Logo Inilah Round Logo Inilah Letter

Find and Follow Us

Rabu, 24 Oktober 2018 | 00:34 WIB

Polres Serang Tangkap Pembantu Bunuh Anak Majikan

Rabu, 1 Agustus 2018 | 23:11 WIB

Berita Terkait

Polres Serang Tangkap Pembantu Bunuh Anak Majikan
(Foto: inilahcom)

INILAHCOM, Jakarta - Anggota Polres Serang menangkap seorang pembantu berinisial SNI (30) yang diduga membunuh balita anak majikannya yang berinisial RAA (3) di Perum Griya Asri, Kabupaten Serang, Selasa (31/7/2018).

Kapolres Serang, AKBP Indra Gunawan mengatakan peristiwa pembunuhan terjadi sekira pukul 18.45 WIB dan behasil mengungkapnya dalam waktu enam jam setelah peristiwa pembunuhan tersebut.

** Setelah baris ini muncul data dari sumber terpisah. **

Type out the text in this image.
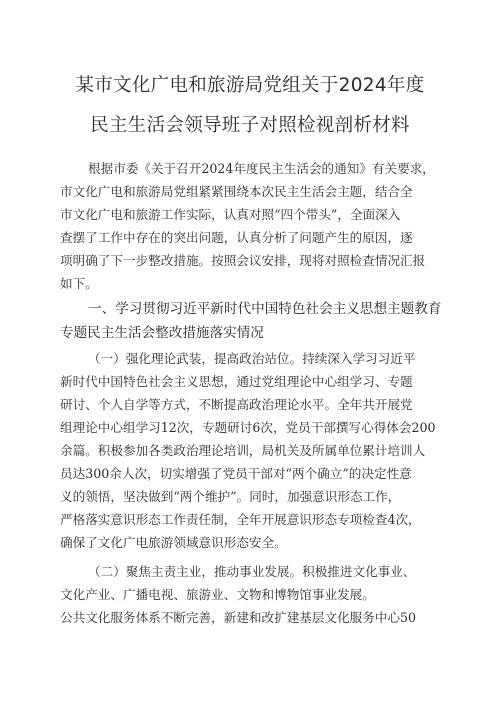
某市文化广电和旅游局党组关于2024年度
民主生活会领导班子对照检视剖析材料
根据市委《关于召开2024年度民主生活会的通知》有关要求，
市文化广电和旅游局党组紧紧围绕本次民主生活会主题，结合全
市文化广电和旅游工作实际，认真对照“四个带头”，全面深入
查摆了工作中存在的突出问题，认真分析了问题产生的原因，逐
项明确了下一步整改措施。按照会议安排，现将对照检查情况汇报
如下。
一、学习贯彻习近平新时代中国特色社会主义思想主题教育
专题民主生活会整改措施落实情况
（一）强化理论武装，提高政治站位。持续深入学习习近平
新时代中国特色社会主义思想，通过党组理论中心组学习、专题
研讨、个人自学等方式，不断提高政治理论水平。全年共开展党
组理论中心组学习12次，专题研讨6次，党员干部撰写心得体会200
余篇。积极参加各类政治理论培训，局机关及所属单位累计培训人
员达300余人次，切实增强了党员干部对“两个确立”的决定性意
义的领悟，坚决做到“两个维护”。同时，加强意识形态工作，
严格落实意识形态工作责任制，全年开展意识形态专项检查4次，
确保了文化广电旅游领域意识形态安全。
（二）聚焦主责主业，推动事业发展。积极推进文化事业、
文化产业、广播电视、旅游业、文物和博物馆事业发展。
公共文化服务体系不断完善，新建和改扩建基层文化服务中心50
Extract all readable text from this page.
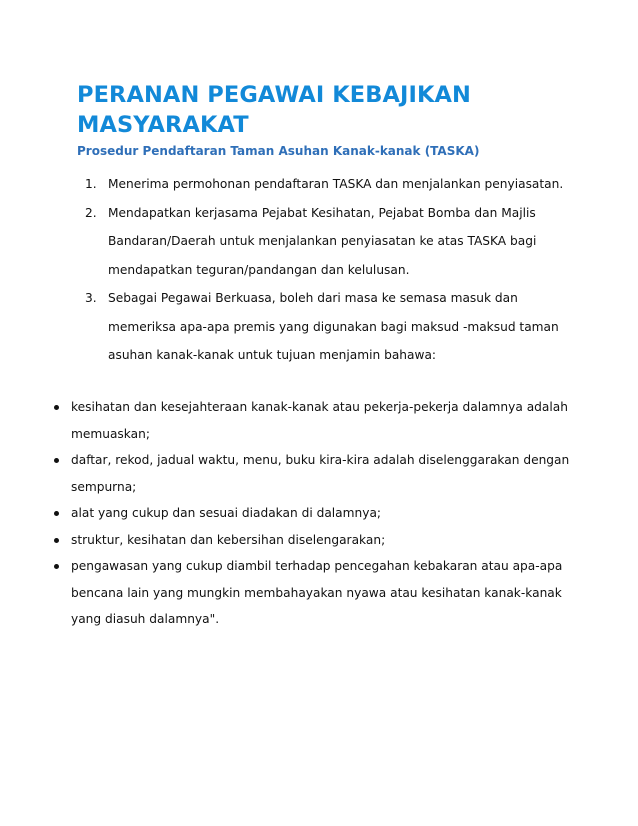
PERANAN PEGAWAI KEBAJIKAN MASYARAKAT

Prosedur Pendaftaran Taman Asuhan Kanak-kanak (TASKA)

1. Menerima permohonan pendaftaran TASKA dan menjalankan penyiasatan.
2. Mendapatkan kerjasama Pejabat Kesihatan, Pejabat Bomba dan Majlis Bandaran/Daerah untuk menjalankan penyiasatan ke atas TASKA bagi mendapatkan teguran/pandangan dan kelulusan.
3. Sebagai Pegawai Berkuasa, boleh dari masa ke semasa masuk dan memeriksa apa-apa premis yang digunakan bagi maksud -maksud taman asuhan kanak-kanak untuk tujuan menjamin bahawa:
kesihatan dan kesejahteraan kanak-kanak atau pekerja-pekerja dalamnya adalah memuaskan;
daftar, rekod, jadual waktu, menu, buku kira-kira adalah diselenggarakan dengan sempurna;
alat yang cukup dan sesuai diadakan di dalamnya;
struktur, kesihatan dan kebersihan diselengarakan;
pengawasan yang cukup diambil terhadap pencegahan kebakaran atau apa-apa bencana lain yang mungkin membahayakan nyawa atau kesihatan kanak-kanak yang diasuh dalamnya".
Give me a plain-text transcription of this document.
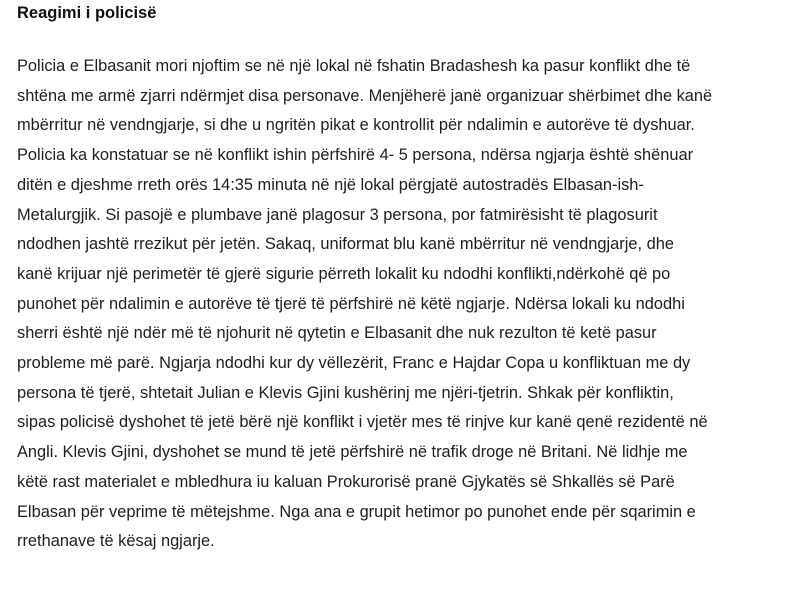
Reagimi i policisë

Policia e Elbasanit mori njoftim se në një lokal në fshatin Bradashesh ka pasur konflikt dhe të
shtëna me armë zjarri ndërmjet disa personave. Menjëherë janë organizuar shërbimet dhe kanë
mbërritur në vendngjarje, si dhe u ngritën pikat e kontrollit për ndalimin e autorëve të dyshuar.
Policia ka konstatuar se në konflikt ishin përfshirë 4- 5 persona, ndërsa ngjarja është shënuar
ditën e djeshme rreth orës 14:35 minuta në një lokal përgjatë autostradës Elbasan-ish-
Metalurgjik. Si pasojë e plumbave janë plagosur 3 persona, por fatmirësisht të plagosurit
ndodhen jashtë rrezikut për jetën. Sakaq, uniformat blu kanë mbërritur në vendngjarje, dhe
kanë krijuar një perimetër të gjerë sigurie përreth lokalit ku ndodhi konflikti,ndërkohë që po
punohet për ndalimin e autorëve të tjerë të përfshirë në këtë ngjarje. Ndërsa lokali ku ndodhi
sherri është një ndër më të njohurit në qytetin e Elbasanit dhe nuk rezulton të ketë pasur
probleme më parë. Ngjarja ndodhi kur dy vëllezërit, Franc e Hajdar Copa u konfliktuan me dy
persona të tjerë, shtetait Julian e Klevis Gjini kushërinj me njëri-tjetrin. Shkak për konfliktin,
sipas policisë dyshohet të jetë bërë një konflikt i vjetër mes të rinjve kur kanë qenë rezidentë në
Angli. Klevis Gjini, dyshohet se mund të jetë përfshirë në trafik droge në Britani. Në lidhje me
këtë rast materialet e mbledhura iu kaluan Prokurorisë pranë Gjykatës së Shkallës së Parë
Elbasan për veprime të mëtejshme. Nga ana e grupit hetimor po punohet ende për sqarimin e
rrethanave të kësaj ngjarje.
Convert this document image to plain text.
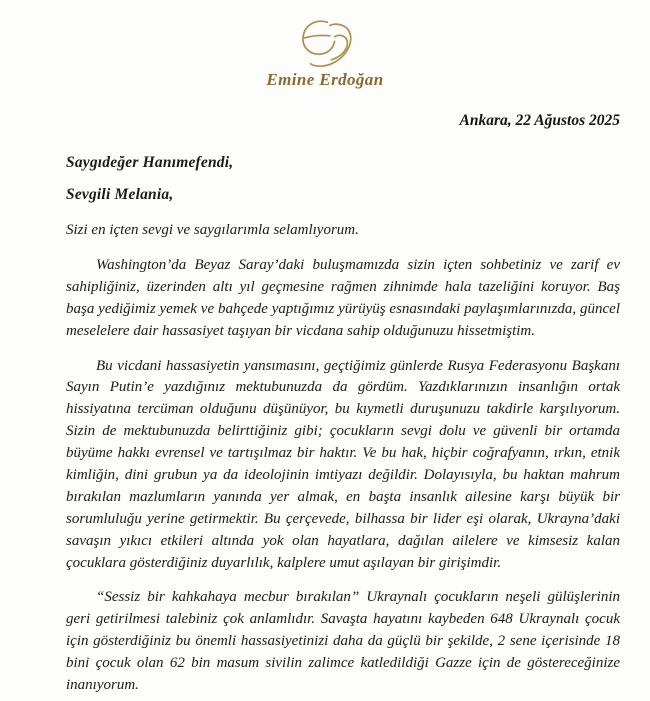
Emine Erdoğan
Ankara, 22 Ağustos 2025
Saygıdeğer Hanımefendi,
Sevgili Melania,
Sizi en içten sevgi ve saygılarımla selamlıyorum.

Washington’da Beyaz Saray’daki buluşmamızda sizin içten sohbetiniz ve zarif ev sahipliğiniz, üzerinden altı yıl geçmesine rağmen zihnimde hala tazeliğini koruyor. Baş başa yediğimiz yemek ve bahçede yaptığımız yürüyüş esnasındaki paylaşımlarınızda, güncel meselelere dair hassasiyet taşıyan bir vicdana sahip olduğunuzu hissetmiştim.

Bu vicdani hassasiyetin yansımasını, geçtiğimiz günlerde Rusya Federasyonu Başkanı Sayın Putin’e yazdığınız mektubunuzda da gördüm. Yazdıklarınızın insanlığın ortak hissiyatına tercüman olduğunu düşünüyor, bu kıymetli duruşunuzu takdirle karşılıyorum. Sizin de mektubunuzda belirttiğiniz gibi; çocukların sevgi dolu ve güvenli bir ortamda büyüme hakkı evrensel ve tartışılmaz bir haktır. Ve bu hak, hiçbir coğrafyanın, ırkın, etnik kimliğin, dini grubun ya da ideolojinin imtiyazı değildir. Dolayısıyla, bu haktan mahrum bırakılan mazlumların yanında yer almak, en başta insanlık ailesine karşı büyük bir sorumluluğu yerine getirmektir. Bu çerçevede, bilhassa bir lider eşi olarak, Ukrayna’daki savaşın yıkıcı etkileri altında yok olan hayatlara, dağılan ailelere ve kimsesiz kalan çocuklara gösterdiğiniz duyarlılık, kalplere umut aşılayan bir girişimdir.

“Sessiz bir kahkahaya mecbur bırakılan” Ukraynalı çocukların neşeli gülüşlerinin geri getirilmesi talebiniz çok anlamlıdır. Savaşta hayatını kaybeden 648 Ukraynalı çocuk için gösterdiğiniz bu önemli hassasiyetinizi daha da güçlü bir şekilde, 2 sene içerisinde 18 bini çocuk olan 62 bin masum sivilin zalimce katledildiği Gazze için de göstereceğinize inanıyorum.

"Pelaku merupakan pembantunya dan kami menangkapnya dalam waktu enam jam. Pelaku ditangkap di sebuah Gubuk yang beralamat di Kampung Terep Desa Cikande Kabupten Serang," kata Indra kepada wartawan, Rabu (1/8/2018).

Ia menjelaskan SNI melakukan pembunuhan dengan cara memukul ke bagian dagu satu kali, memukul bagian tangan sebelah kanan sebanyak tiga kali dan mengangkat badan korban lalu dimasukan ke dalam ember.

"Kepala korban tercelup ke dalam air dan kakinya berada di atas (terbalik) hingga menyebabkan meninggal dunia," ujarnya.

Menurut dia, pelaku melakukan perbuatan tersebut karena sakit hati kepada ibu kandung korban Suti lantaran telah memarahi tersangka pada Senin (30/7/2018) lalu.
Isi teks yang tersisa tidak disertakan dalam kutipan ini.